Bem-vindo
chamo-me Vítor Hugo Silva, sou natural e residente no concelho de Vila do Bispo há 29 anos, como tal tive o prazer de crescer rodeado de toda a natureza em bruto que caracteriza este "cantinho especial" de Portugal Continental. Foi neste "meu quintal" que ao longo da minha infância e adolescência adquiri um interesse especial pelo oceano e pelas actividades de lazer que nele se podem praticar.
Lembro-me perfeitamente daquele primeiro fim de tarde em que acompanhei o meu pai numa maré. Tinha 5/6 anos e enquanto o meu pai mariscava ali por perto consegui capturar três pequenos cabozes com uma linha de mão, a minha primeira pescaria. Uns meses mais tarde e já com a minha cana de pesca novinha em folha, acompanhei o meu tio à pesca pela primeira vez, o peixe não quis nada comigo, mas, depois desse dia, estava despertado em mim o bichinho da pesca.
Uns nos mais tarde e já com algum domínio da respiração com "snorkel" consegui convencer os meus pais a me oferecerem pelo aniversário uma arma de caça submarina. Na maioria das vezes só o prazer de estar no mar a contemplar toda aquela beleza que se escondia abaixo da superficie me deixava maravilhado, mas com o passar do tempo, muita insistência e alguma sorte à mistura lá apareceram as primeiras capturas, um polvinho aqui e uma "ferrada" de navalheira acolá foram mais do que suficientes para me convencer a enveredar (investir) na caça submarima um pouco mais a sério.
Desde muito cedo "andar de prancha" nas ondas era também algo que me dava imenso gozo. A receita era simples, um grupo de amigos, umas barbatanas, uma prancha de esferovite (que nos deixava a barriga completamente raspada) e umas ondas, pequenas de preferência. Estava assim garantido um dia bem passado e mais uns cabelos brancos na cabeça dos nossos pais. Descobrimos então que "andar de prancha" afinal se chamava Bodyboard e que o Mike Stewart era o nome Campeão Mundial. Claro que não demorou muito até todos terem a sua prancha de Bodyboard e começarem a treinar com afinco todas aquelas manobras que apareciam nas revistas.

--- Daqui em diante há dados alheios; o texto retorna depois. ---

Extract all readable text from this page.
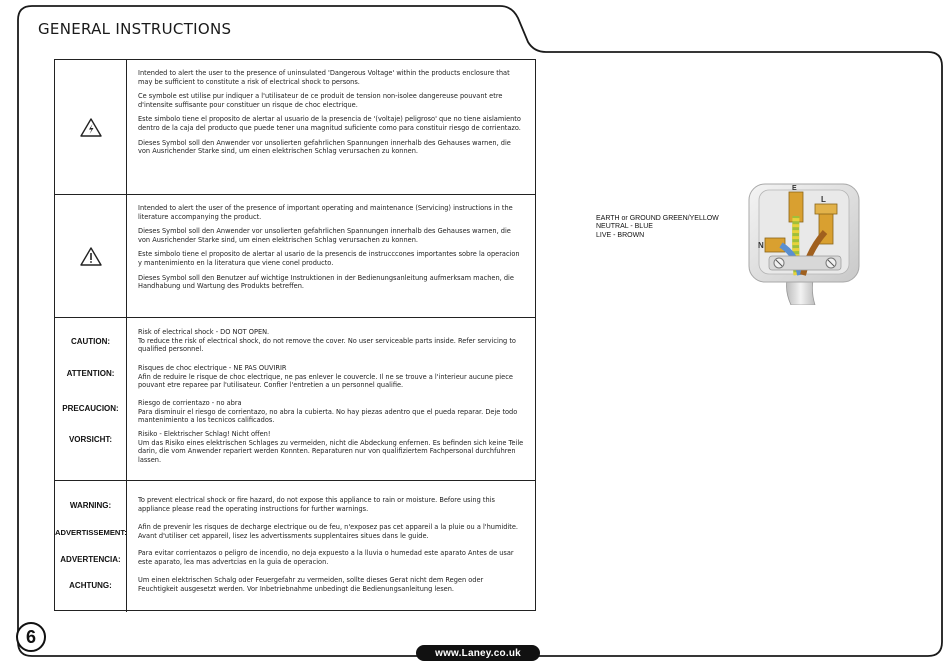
GENERAL INSTRUCTIONS

Intended to alert the user to the presence of uninsulated 'Dangerous Voltage' within the products enclosure that may be sufficient to constitute a risk of electrical shock to persons.

Ce symbole est utilise pur indiquer a l'utilisateur de ce produit de tension non-isolee dangereuse pouvant etre d'intensite suffisante pour constituer un risque de choc electrique.

Este simbolo tiene el proposito de alertar al usuario de la presencia de '(voltaje) peligroso' que no tiene aislamiento dentro de la caja del producto que puede tener una magnitud suficiente como para constituir riesgo de corrientazo.

Dieses Symbol soll den Anwender vor unsolierten gefahrlichen Spannungen innerhalb des Gehauses warnen, die von Ausrichender Starke sind, um einen elektrischen Schlag verursachen zu konnen.

Intended to alert the user of the presence of important operating and maintenance (Servicing) instructions in the literature accompanying the product.

Dieses Symbol soll den Anwender vor unsolierten gefahrlichen Spannungen innerhalb des Gehauses warnen, die von Ausrichender Starke sind, um einen elektrischen Schlag verursachen zu konnen.

Este simbolo tiene el proposito de alertar al usario de la presencis de instrucccones importantes sobre la operacion y mantenimiento en la literatura que viene conel producto.

Dieses Symbol soll den Benutzer auf wichtige Instruktionen in der Bedienungsanleitung aufmerksam machen, die Handhabung und Wartung des Produkts betreffen.

CAUTION:
Risk of electrical shock - DO NOT OPEN.
To reduce the risk of electrical shock, do not remove the cover. No user serviceable parts inside. Refer servicing to qualified personnel.
ATTENTION:
Risques de choc electrique - NE PAS OUVIRIR
Afin de reduire le risque de choc electrique, ne pas enlever le couvercle. Il ne se trouve a l'interieur aucune piece pouvant etre reparee par l'utilisateur. Confier l'entretien a un personnel qualifie.
PRECAUCION:
Riesgo de corrientazo - no abra
Para disminuir el riesgo de corrientazo, no abra la cubierta. No hay piezas adentro que el pueda reparar. Deje todo mantenimiento a los tecnicos calificados.
VORSICHT:
Risiko - Elektrischer Schlag! Nicht offen!
Um das Risiko eines elektrischen Schlages zu vermeiden, nicht die Abdeckung enfernen. Es befinden sich keine Teile darin, die vom Anwender repariert werden Konnten. Reparaturen nur von qualifiziertem Fachpersonal durchfuhren lassen.
WARNING:
To prevent electrical shock or fire hazard, do not expose this appliance to rain or moisture. Before using this appliance please read the operating instructions for further warnings.
ADVERTISSEMENT:
Afin de prevenir les risques de decharge electrique ou de feu, n'exposez pas cet appareil a la pluie ou a l'humidite. Avant d'utiliser cet appareil, lisez les advertissments supplentaires situes dans le guide.
ADVERTENCIA:
Para evitar corrientazos o peligro de incendio, no deja expuesto a la lluvia o humedad este aparato Antes de usar este aparato, lea mas advertcias en la guia de operacion.
ACHTUNG:
Um einen elektrischen Schalg oder Feuergefahr zu vermeiden, sollte dieses Gerat nicht dem Regen oder Feuchtigkeit ausgesetzt werden. Vor Inbetriebnahme unbedingt die Bedienungsanleitung lesen.
EARTH or GROUND GREEN/YELLOW
NEUTRAL - BLUE
LIVE - BROWN
E
L
N
6
www.Laney.co.uk
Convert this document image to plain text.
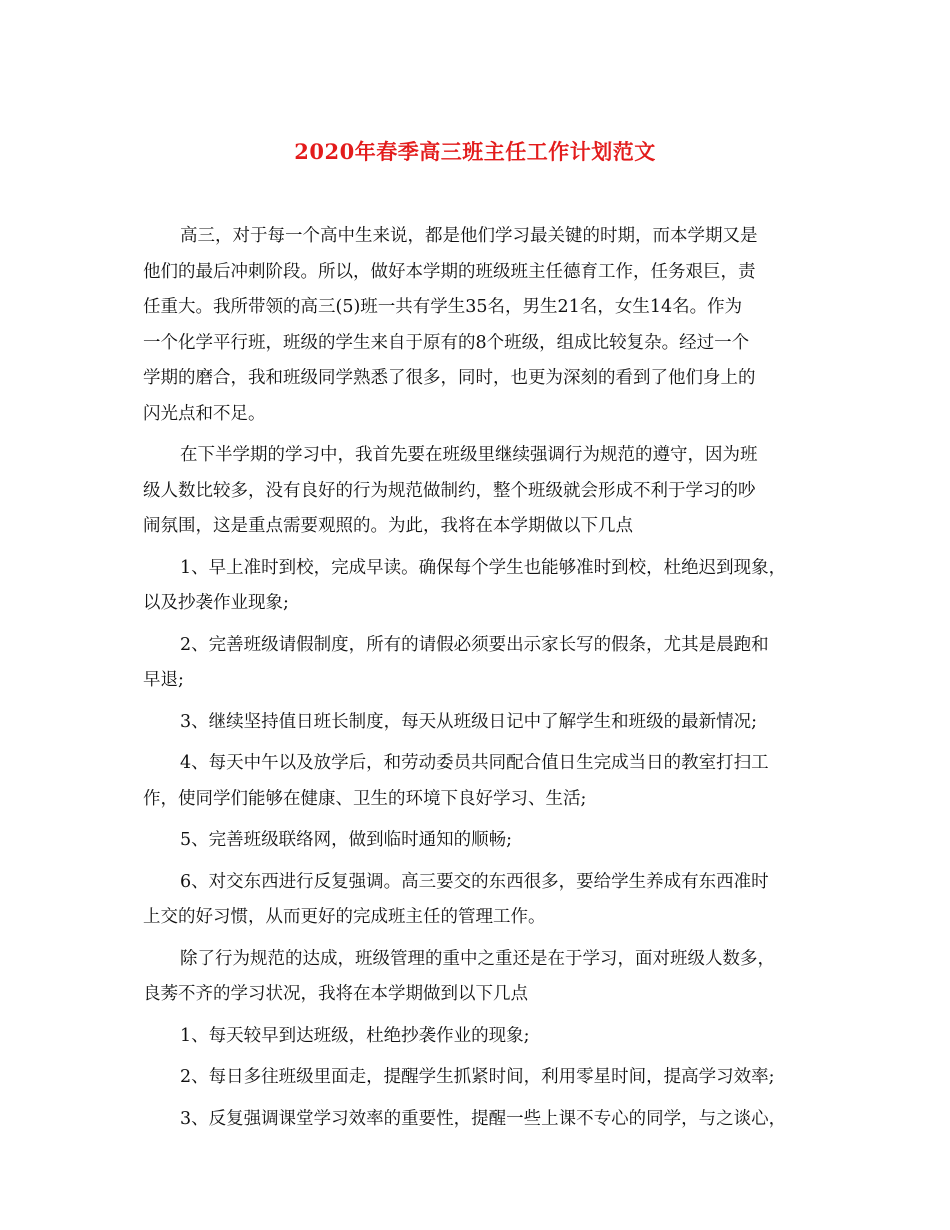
2020年春季高三班主任工作计划范文
高三，对于每一个高中生来说，都是他们学习最关键的时期，而本学期又是
他们的最后冲刺阶段。所以，做好本学期的班级班主任德育工作，任务艰巨，责
任重大。我所带领的高三(5)班一共有学生35名，男生21名，女生14名。作为
一个化学平行班，班级的学生来自于原有的8个班级，组成比较复杂。经过一个
学期的磨合，我和班级同学熟悉了很多，同时，也更为深刻的看到了他们身上的
闪光点和不足。
在下半学期的学习中，我首先要在班级里继续强调行为规范的遵守，因为班
级人数比较多，没有良好的行为规范做制约，整个班级就会形成不利于学习的吵
闹氛围，这是重点需要观照的。为此，我将在本学期做以下几点
1、早上准时到校，完成早读。确保每个学生也能够准时到校，杜绝迟到现象，
以及抄袭作业现象;
2、完善班级请假制度，所有的请假必须要出示家长写的假条，尤其是晨跑和
早退;
3、继续坚持值日班长制度，每天从班级日记中了解学生和班级的最新情况;
4、每天中午以及放学后，和劳动委员共同配合值日生完成当日的教室打扫工
作，使同学们能够在健康、卫生的环境下良好学习、生活;
5、完善班级联络网，做到临时通知的顺畅;
6、对交东西进行反复强调。高三要交的东西很多，要给学生养成有东西准时
上交的好习惯，从而更好的完成班主任的管理工作。
除了行为规范的达成，班级管理的重中之重还是在于学习，面对班级人数多，
良莠不齐的学习状况，我将在本学期做到以下几点
1、每天较早到达班级，杜绝抄袭作业的现象;
2、每日多往班级里面走，提醒学生抓紧时间，利用零星时间，提高学习效率;
3、反复强调课堂学习效率的重要性，提醒一些上课不专心的同学，与之谈心，
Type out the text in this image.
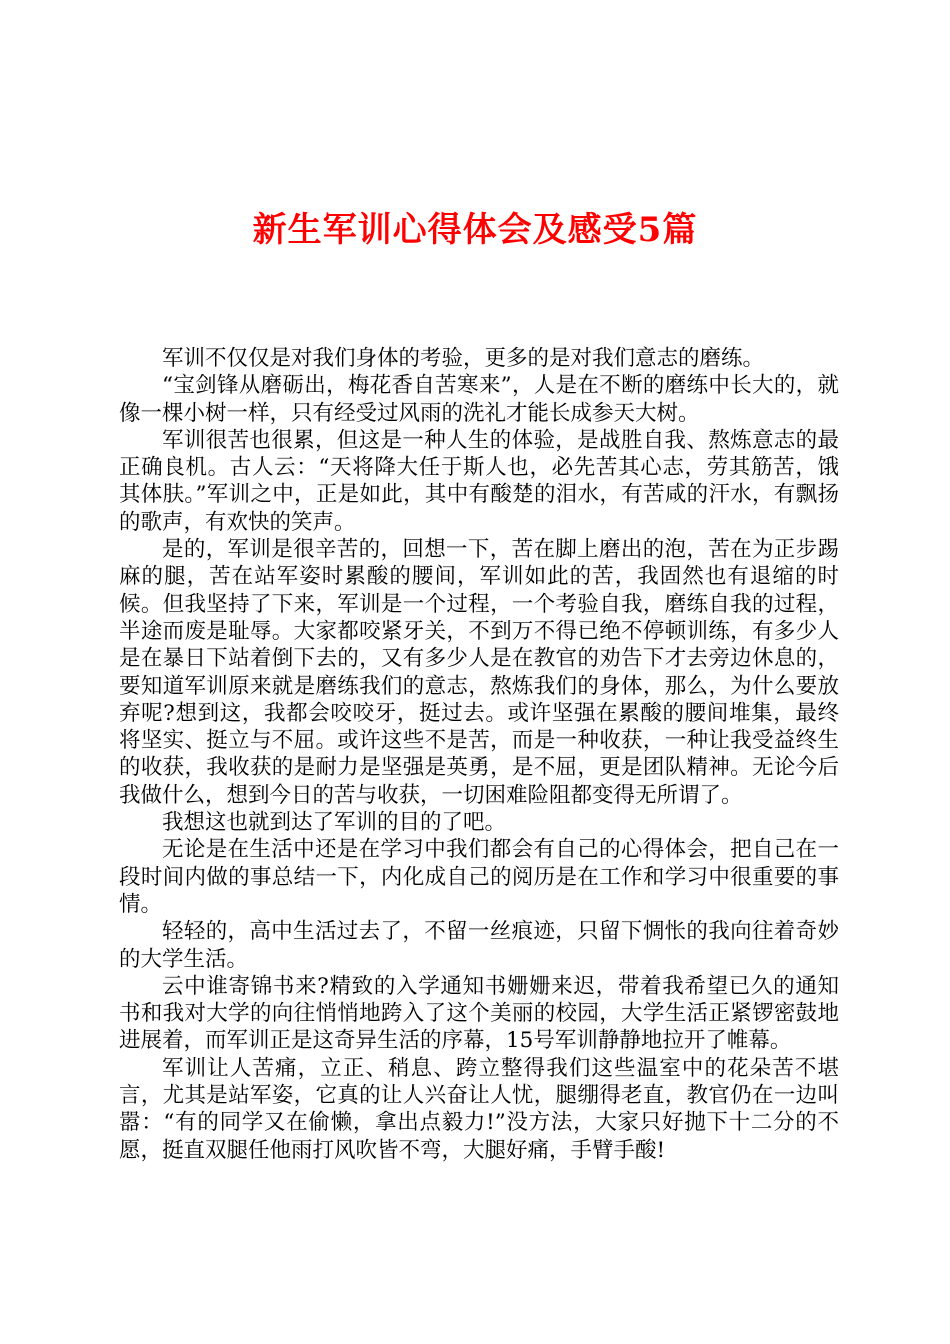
新生军训心得体会及感受5篇

军训不仅仅是对我们身体的考验，更多的是对我们意志的磨练。

“宝剑锋从磨砺出，梅花香自苦寒来”，人是在不断的磨练中长大的，就像一棵小树一样，只有经受过风雨的洗礼才能长成参天大树。

军训很苦也很累，但这是一种人生的体验，是战胜自我、熬炼意志的最正确良机。古人云：“天将降大任于斯人也，必先苦其心志，劳其筋苦，饿其体肤。”军训之中，正是如此，其中有酸楚的泪水，有苦咸的汗水，有飘扬的歌声，有欢快的笑声。

是的，军训是很辛苦的，回想一下，苦在脚上磨出的泡，苦在为正步踢麻的腿，苦在站军姿时累酸的腰间，军训如此的苦，我固然也有退缩的时候。但我坚持了下来，军训是一个过程，一个考验自我，磨练自我的过程，半途而废是耻辱。大家都咬紧牙关，不到万不得已绝不停顿训练，有多少人是在暴日下站着倒下去的，又有多少人是在教官的劝告下才去旁边休息的，要知道军训原来就是磨练我们的意志，熬炼我们的身体，那么，为什么要放弃呢?想到这，我都会咬咬牙，挺过去。或许坚强在累酸的腰间堆集，最终将坚实、挺立与不屈。或许这些不是苦，而是一种收获，一种让我受益终生的收获，我收获的是耐力是坚强是英勇，是不屈，更是团队精神。无论今后我做什么，想到今日的苦与收获，一切困难险阻都变得无所谓了。

我想这也就到达了军训的目的了吧。

无论是在生活中还是在学习中我们都会有自己的心得体会，把自己在一段时间内做的事总结一下，内化成自己的阅历是在工作和学习中很重要的事情。

轻轻的，高中生活过去了，不留一丝痕迹，只留下惆怅的我向往着奇妙的大学生活。

云中谁寄锦书来?精致的入学通知书姗姗来迟，带着我希望已久的通知书和我对大学的向往悄悄地跨入了这个美丽的校园，大学生活正紧锣密鼓地进展着，而军训正是这奇异生活的序幕，15号军训静静地拉开了帷幕。

军训让人苦痛，立正、稍息、跨立整得我们这些温室中的花朵苦不堪言，尤其是站军姿，它真的让人兴奋让人忧，腿绷得老直，教官仍在一边叫嚣：“有的同学又在偷懒，拿出点毅力!”没方法，大家只好抛下十二分的不愿，挺直双腿任他雨打风吹皆不弯，大腿好痛，手臂手酸!
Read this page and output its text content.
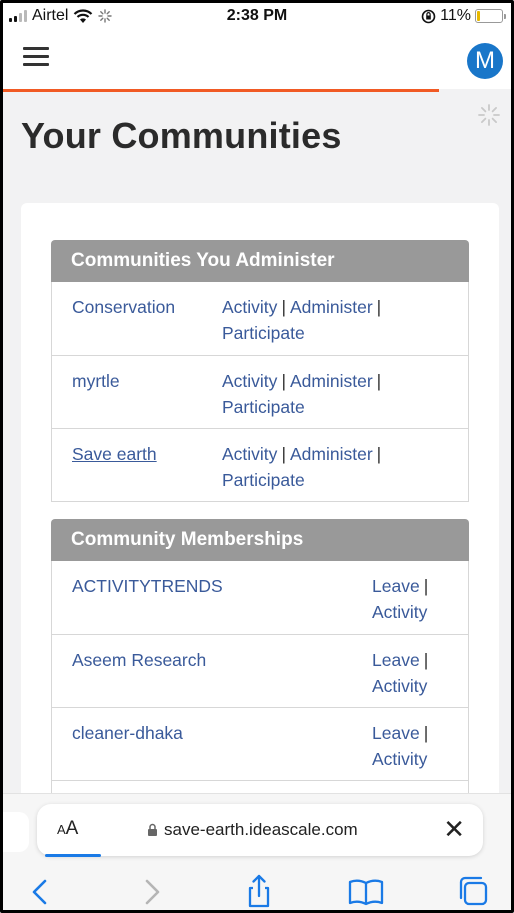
Airtel	2:38 PM	11%
M
Your Communities
Communities You Administer
Conservation	Activity | Administer |
Participate
myrtle	Activity | Administer |
Participate
Save earth	Activity | Administer |
Participate
Community Memberships
ACTIVITYTRENDS	Leave |
Activity
Aseem Research	Leave |
Activity
cleaner-dhaka	Leave |
Activity
AA	save-earth.ideascale.com	✕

Hoje em dia estas três modalidades são os meus
hobbies por excelência, a pesca lúdica à cana, a caça submarina e o Bodyboard. Três modalidades que quando praticadas com um pouco de bom senso e respeito pelo mar, são saudáveis, não poluentes, promovem o convívio e a amizade entre os seus praticantes e permitem a comunhão com momentos de rara beleza que só a natureza nos pode proporcionar.
Convido desde já todos os leitores deste espaço a desfrutar e a participar na preservação deste e de todos os outros "cantinhos especiais" espalhados pela nossa aldeia global. Só assim podemos garantir que as gerações futuras venham a conhecer o prazer que é "ferrar" um peixe no anzol, a adrenalina de contemplar um exemplar de grande porte a se passear em frente ao arpão, ou o convívio de partilhar umas ondas com uns amigos ao por do sol.